Benefits to the Broad Community:

  • Provide consistent and rigorous approaches for evaluating the accuracy of ML models for real-world use in a standardized manner.
  • Enable model usability measurement across institutions while maintaining data privacy and model reliability.
  • Connect with a community of expert groups to employ scientific evaluation methodologies and technical approaches to operate benchmarks that not only have well-defined clinical aspects, such as clinical impact, clinical workflow integration and patient outcome, but also support robust technical aspects, including proper metrics, data preprocessing and reference implementation.

What is a benchmark in the MedPerf perspective?

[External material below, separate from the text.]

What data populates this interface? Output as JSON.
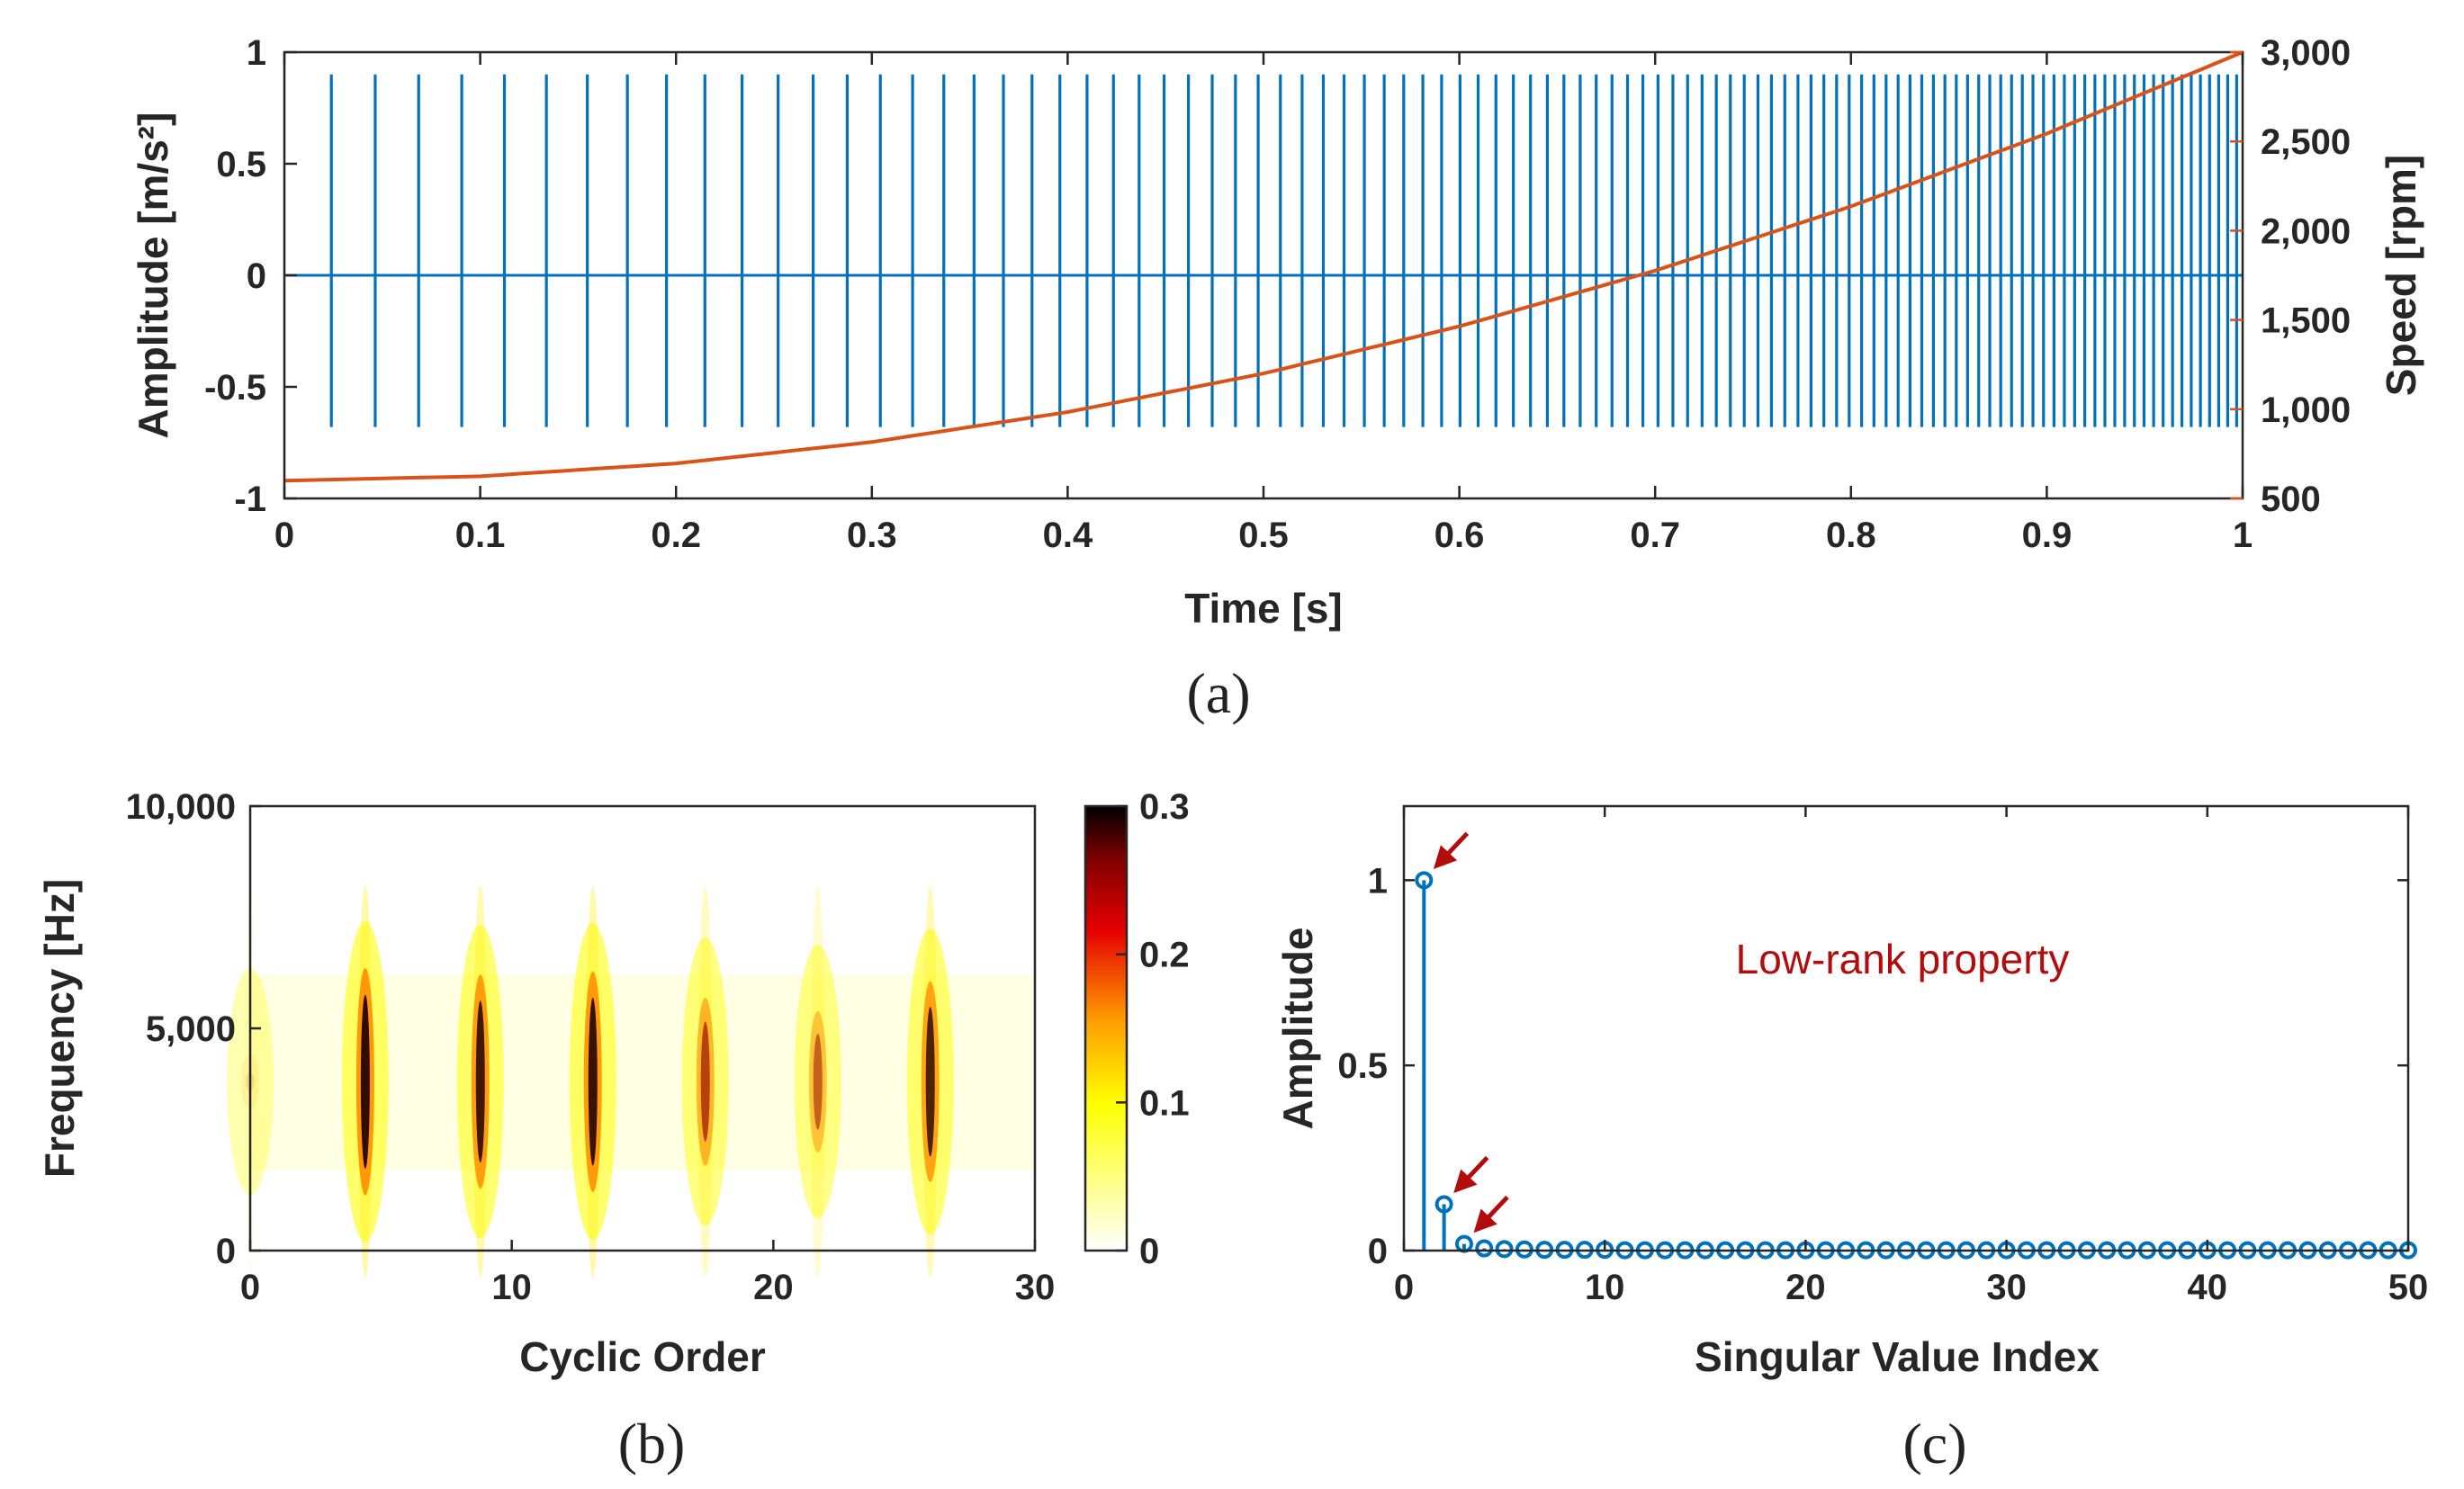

A benchmark is a collection of assets used by the platform to test the performance of ML models for a specific clinical problem. The primary components of a benchmark are:

  1. Specifications: precise definition of the clinical setting (e.g., problem or task and specific patient population) on which trained ML models are to be evaluated. It also includes the labeling (annotation) methodology as well as the choice of evaluation metrics.
  2. Dataset Preparation: a process that prepares datasets for use in evaluation, and can also test the prepared datasets for quality and compatibility. This is implemented as an MLCube (see Data Preparator MLCube).
  3. Registered Datasets: a list of registered datasets prepared according to the benchmark criteria and approved for evaluation use by their owners (e.g. patient data from multiple facilities representing (as a whole) a diverse patient population).
  4. Evaluation: a consistent implementation of the testing pipelines and evaluation metrics.
  5. Reference Implementation: a detailed example of a benchmark submission consisting of example model code, the evaluation component, and de-identified or synthetic publicly available sample data.
  6. Registered Models: a list of registered models to run in this benchmark.
  7. Documentation: documents for understanding and using the benchmark.